Subverting History through Parody, Pastiche, and Historiographic Metafiction in Farooqi’s The Merman and the Book of Power: A Qissa
DOI:
https://doi.org/10.47205/plhr.2025(9-IV)30Keywords:
Historiographic Metafiction, Narrative Subversion, Musharraf Ali Farooqi, Parody, PasticheAbstract
In this research paper, the authors discuss the novel The Merman and the Book of Power: A Qissa by Musharraf Ali Farooq that was published in 2019. It examines the way Musharraf Ali Farooqi (his name is further used throughout the paper in abbreviation as MAF) was experimenting with parody and pastiche to contest existing historical narratives. It challenges the manner of creating and representation of history.

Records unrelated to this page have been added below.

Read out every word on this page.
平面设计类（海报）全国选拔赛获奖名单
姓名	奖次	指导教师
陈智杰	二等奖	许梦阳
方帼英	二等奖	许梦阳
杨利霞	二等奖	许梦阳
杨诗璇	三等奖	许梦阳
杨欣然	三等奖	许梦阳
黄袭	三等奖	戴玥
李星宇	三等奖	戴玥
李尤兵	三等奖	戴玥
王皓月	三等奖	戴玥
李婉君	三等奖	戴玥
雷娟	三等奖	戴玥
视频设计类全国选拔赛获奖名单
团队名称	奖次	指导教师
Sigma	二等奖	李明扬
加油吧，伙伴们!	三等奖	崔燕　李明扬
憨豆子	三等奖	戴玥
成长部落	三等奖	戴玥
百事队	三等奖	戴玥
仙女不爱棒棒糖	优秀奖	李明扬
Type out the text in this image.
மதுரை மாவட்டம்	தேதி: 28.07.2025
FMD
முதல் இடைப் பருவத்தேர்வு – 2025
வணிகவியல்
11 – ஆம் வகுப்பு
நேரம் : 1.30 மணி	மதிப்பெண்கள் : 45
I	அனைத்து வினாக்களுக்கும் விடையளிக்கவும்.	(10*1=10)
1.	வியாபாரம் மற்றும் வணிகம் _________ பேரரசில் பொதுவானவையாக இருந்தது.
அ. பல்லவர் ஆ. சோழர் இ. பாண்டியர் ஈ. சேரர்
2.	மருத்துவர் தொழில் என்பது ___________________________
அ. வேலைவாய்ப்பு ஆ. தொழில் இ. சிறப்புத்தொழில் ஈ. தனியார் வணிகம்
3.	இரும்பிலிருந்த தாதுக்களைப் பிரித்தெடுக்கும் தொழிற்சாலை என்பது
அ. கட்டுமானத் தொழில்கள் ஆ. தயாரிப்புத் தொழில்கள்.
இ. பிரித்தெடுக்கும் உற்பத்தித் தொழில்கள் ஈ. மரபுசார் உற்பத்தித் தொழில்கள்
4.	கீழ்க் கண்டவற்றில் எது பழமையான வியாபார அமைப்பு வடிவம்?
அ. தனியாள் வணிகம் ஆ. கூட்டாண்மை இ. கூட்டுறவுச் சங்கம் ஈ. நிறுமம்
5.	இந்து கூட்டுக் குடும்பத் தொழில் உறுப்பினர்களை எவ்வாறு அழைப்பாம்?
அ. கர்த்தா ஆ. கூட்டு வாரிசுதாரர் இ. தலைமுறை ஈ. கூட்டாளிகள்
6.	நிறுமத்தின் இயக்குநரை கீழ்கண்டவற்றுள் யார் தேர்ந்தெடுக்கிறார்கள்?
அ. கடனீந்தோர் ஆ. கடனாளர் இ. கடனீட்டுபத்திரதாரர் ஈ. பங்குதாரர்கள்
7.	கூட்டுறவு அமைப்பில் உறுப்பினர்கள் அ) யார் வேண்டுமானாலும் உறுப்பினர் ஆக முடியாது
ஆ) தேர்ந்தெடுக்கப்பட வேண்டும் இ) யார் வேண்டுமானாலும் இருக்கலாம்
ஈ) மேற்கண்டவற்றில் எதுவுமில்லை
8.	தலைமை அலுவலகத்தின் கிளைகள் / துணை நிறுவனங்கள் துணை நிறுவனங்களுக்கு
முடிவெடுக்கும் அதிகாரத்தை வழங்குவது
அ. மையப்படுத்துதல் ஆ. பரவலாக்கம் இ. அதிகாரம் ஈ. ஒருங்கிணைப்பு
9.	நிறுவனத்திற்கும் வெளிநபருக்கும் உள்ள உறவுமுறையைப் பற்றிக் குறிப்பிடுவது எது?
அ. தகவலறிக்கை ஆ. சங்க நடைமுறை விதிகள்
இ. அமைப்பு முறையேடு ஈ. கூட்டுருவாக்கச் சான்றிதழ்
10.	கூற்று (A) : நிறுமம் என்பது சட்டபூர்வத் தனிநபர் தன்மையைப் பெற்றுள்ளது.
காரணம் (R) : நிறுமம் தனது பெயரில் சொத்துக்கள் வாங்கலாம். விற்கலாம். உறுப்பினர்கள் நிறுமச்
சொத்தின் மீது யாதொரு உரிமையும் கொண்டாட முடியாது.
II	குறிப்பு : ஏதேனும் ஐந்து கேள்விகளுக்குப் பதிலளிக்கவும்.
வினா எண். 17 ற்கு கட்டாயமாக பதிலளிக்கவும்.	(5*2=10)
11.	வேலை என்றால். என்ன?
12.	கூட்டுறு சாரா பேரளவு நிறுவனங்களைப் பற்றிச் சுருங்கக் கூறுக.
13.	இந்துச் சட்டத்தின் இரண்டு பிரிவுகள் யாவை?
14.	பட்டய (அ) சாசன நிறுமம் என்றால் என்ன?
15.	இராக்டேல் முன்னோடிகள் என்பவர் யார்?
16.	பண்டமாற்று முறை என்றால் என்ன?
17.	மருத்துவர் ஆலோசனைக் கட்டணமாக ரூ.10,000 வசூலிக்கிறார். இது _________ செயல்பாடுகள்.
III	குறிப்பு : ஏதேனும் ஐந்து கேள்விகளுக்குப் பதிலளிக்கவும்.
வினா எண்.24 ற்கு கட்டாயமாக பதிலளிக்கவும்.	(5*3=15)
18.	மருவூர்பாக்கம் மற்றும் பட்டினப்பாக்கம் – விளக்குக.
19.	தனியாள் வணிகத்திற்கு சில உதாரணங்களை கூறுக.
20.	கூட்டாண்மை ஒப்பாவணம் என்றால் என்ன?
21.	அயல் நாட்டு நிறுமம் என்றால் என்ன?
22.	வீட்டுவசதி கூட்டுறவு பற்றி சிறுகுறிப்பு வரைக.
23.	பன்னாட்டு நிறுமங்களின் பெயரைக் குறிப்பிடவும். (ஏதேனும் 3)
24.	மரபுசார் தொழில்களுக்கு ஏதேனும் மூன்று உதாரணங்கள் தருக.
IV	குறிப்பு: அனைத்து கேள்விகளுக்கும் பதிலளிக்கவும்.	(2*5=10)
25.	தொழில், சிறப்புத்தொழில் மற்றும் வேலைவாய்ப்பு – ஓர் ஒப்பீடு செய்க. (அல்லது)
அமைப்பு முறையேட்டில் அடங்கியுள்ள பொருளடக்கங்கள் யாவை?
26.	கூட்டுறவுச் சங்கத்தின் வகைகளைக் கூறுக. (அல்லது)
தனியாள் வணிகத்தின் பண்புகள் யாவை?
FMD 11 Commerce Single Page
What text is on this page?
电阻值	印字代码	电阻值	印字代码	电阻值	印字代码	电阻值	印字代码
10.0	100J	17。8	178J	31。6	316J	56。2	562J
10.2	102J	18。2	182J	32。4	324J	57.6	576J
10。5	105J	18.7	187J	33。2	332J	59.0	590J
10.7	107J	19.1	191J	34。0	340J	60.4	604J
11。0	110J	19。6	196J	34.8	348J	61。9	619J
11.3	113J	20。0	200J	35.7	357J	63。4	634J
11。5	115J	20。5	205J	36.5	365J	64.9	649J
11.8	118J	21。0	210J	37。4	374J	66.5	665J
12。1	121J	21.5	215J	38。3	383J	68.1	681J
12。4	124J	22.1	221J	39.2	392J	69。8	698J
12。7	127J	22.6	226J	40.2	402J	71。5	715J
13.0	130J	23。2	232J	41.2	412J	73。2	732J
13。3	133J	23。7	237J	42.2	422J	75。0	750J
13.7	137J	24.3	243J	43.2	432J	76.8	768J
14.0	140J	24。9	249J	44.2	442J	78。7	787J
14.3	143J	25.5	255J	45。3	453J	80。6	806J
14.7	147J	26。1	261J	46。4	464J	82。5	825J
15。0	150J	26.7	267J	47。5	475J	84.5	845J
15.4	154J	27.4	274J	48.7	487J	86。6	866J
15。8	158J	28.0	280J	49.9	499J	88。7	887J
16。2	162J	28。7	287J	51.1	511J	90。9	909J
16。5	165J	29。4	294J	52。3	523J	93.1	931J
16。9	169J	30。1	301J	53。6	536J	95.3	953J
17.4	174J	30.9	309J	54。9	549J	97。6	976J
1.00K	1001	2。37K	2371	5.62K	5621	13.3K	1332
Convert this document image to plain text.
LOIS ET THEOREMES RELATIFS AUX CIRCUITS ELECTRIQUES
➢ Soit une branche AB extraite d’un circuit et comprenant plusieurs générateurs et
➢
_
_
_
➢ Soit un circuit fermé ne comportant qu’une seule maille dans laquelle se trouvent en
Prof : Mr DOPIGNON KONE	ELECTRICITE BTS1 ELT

The novel is framed by the history of the Middle East and criticizes both colonial and nationalist concepts as well as providing a multifaceted perspective on the past. Through the application of a theory of parody by Linda Hutcheon, the paper demonstrates how Qissa incorporates critical distance and intertextual aspects to disrupt the mainstream histories and elevate the marginal voices. Parody is employed as a means of conversation in the story, challenging the basis of traditional historiography, and redefining the past as something contentious and mutable. Meanwhile pastiche serves to make MAF’s Qissa contemplate mixing styles, genres, and traditions depending on the multifaceted and stratified identities in the Middle East. In this study, Qissa is placed within historiographic metafiction, a genre that is a combination of history and fiction that challenges the authority and objectivity of history. The mixture of myth, folklore and fantasy in MAF’s Qissa’s storyline points to the multiplicity of historical facts and challenges the exclusionary nature of the mainstream historiographical discourse. The paper contributes to the existing debates on the subject of memory, identity, and representation in literary studies. It bridges the gaps in the theoretical knowledge by the application of Hutcheon to a text involving the Middle Eastern setting, providing new information on the functions of parody and pastiche in postcolonial and postmodern literature. Essentially, Qissa is a transformative piece of work, not only in its degradation of the historical accounts of history, but its reinvention of the same to amplify the voices and stories which are not part of mainstream to both criticize and enlighten our perception of the past, our identity, and power.